WKAO
- Ashland, Kentucky; United States;
- Broadcast area: Huntington–Ashland metropolitan area
- Frequency: 91.1 MHz
- Branding: Walk FM

Programming
- Format: Christian adult contemporary

Ownership
- Owner: Positive Alternative Radio, Incorporated
- Sister stations: WPJW, WPJY, WVRR, WYMW

Technical information
- Licensing authority: FCC
- Facility ID: 81315
- Class: B1
- ERP: 7,000 watts
- HAAT: 108 meters (354 ft)
- Transmitter coordinates: 38°25′11″N 82°24′06″W﻿ / ﻿38.41972°N 82.40167°W
- Repeater: 99.3 W257EK (Charleston, West Virginia)

Links
- Public license information: Public file; LMS;
- Webcast: Listen live
- Website: walkfm.org

= WKAO =

WKAO (91.1 FM) is a Christian Adult Contemporary–formatted radio station licensed in Ashland, Kentucky, United States, and serving the greater Huntington–Ashland metropolitan area.
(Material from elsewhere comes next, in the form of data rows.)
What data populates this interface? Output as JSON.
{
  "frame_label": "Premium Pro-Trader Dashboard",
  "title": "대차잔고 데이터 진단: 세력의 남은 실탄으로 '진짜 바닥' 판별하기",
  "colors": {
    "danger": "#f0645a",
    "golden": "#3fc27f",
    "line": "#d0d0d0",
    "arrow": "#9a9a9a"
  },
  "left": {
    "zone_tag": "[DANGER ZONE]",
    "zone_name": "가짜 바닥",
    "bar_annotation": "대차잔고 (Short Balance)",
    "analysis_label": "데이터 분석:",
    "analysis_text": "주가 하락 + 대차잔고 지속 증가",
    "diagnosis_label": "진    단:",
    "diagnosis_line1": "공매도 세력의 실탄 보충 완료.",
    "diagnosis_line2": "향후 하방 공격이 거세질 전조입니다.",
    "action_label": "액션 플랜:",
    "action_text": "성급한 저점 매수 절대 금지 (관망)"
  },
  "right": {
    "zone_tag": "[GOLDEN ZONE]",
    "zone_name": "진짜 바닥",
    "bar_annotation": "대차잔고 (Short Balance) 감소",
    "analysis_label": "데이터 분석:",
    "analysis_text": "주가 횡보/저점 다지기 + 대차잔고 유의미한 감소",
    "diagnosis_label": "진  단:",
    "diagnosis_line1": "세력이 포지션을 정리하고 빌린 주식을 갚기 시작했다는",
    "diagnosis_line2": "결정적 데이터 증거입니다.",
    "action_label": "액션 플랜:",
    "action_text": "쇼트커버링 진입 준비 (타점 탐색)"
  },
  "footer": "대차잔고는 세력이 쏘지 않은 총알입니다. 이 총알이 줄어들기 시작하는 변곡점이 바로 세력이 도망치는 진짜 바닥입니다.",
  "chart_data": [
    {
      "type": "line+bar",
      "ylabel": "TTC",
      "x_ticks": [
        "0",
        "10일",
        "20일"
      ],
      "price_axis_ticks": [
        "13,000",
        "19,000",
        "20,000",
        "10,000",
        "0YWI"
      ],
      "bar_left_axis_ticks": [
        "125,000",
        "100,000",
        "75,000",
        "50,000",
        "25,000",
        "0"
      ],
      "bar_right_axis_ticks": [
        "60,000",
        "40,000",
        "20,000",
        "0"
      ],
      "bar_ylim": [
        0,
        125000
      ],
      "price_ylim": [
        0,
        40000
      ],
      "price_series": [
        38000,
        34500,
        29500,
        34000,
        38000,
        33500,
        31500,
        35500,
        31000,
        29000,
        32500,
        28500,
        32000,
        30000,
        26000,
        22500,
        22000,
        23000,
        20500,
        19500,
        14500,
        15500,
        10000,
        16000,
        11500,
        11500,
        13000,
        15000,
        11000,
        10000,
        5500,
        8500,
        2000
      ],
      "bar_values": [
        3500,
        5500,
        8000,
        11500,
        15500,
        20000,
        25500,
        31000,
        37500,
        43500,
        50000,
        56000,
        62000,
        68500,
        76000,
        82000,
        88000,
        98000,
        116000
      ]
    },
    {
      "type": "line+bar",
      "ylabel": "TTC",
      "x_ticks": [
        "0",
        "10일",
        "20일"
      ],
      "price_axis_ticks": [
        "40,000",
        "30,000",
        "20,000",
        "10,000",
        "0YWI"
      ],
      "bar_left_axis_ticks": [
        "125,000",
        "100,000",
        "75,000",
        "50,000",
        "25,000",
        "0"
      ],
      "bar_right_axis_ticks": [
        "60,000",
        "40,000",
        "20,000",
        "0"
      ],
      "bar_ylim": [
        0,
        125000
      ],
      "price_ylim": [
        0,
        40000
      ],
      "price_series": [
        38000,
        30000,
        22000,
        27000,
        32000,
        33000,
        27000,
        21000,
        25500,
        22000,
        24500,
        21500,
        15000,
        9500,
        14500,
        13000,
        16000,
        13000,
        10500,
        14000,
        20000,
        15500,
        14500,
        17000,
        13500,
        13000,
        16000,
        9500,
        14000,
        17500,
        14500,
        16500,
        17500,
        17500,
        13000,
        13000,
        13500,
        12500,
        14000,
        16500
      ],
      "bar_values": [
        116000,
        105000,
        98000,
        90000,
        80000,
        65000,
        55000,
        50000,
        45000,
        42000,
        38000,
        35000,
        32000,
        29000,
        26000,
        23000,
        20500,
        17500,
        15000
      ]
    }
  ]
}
The station is owned by Positive Alternative Radio and maintains studios on Lester Lane in Cannonsburg, Kentucky. WKAO's transmitter facilities are located next to Rotary Park in eastern Huntington, West Virginia. WKAO and the Walk FM franchise are relayed across four full-power FM stations, one FM translator, and one AM station.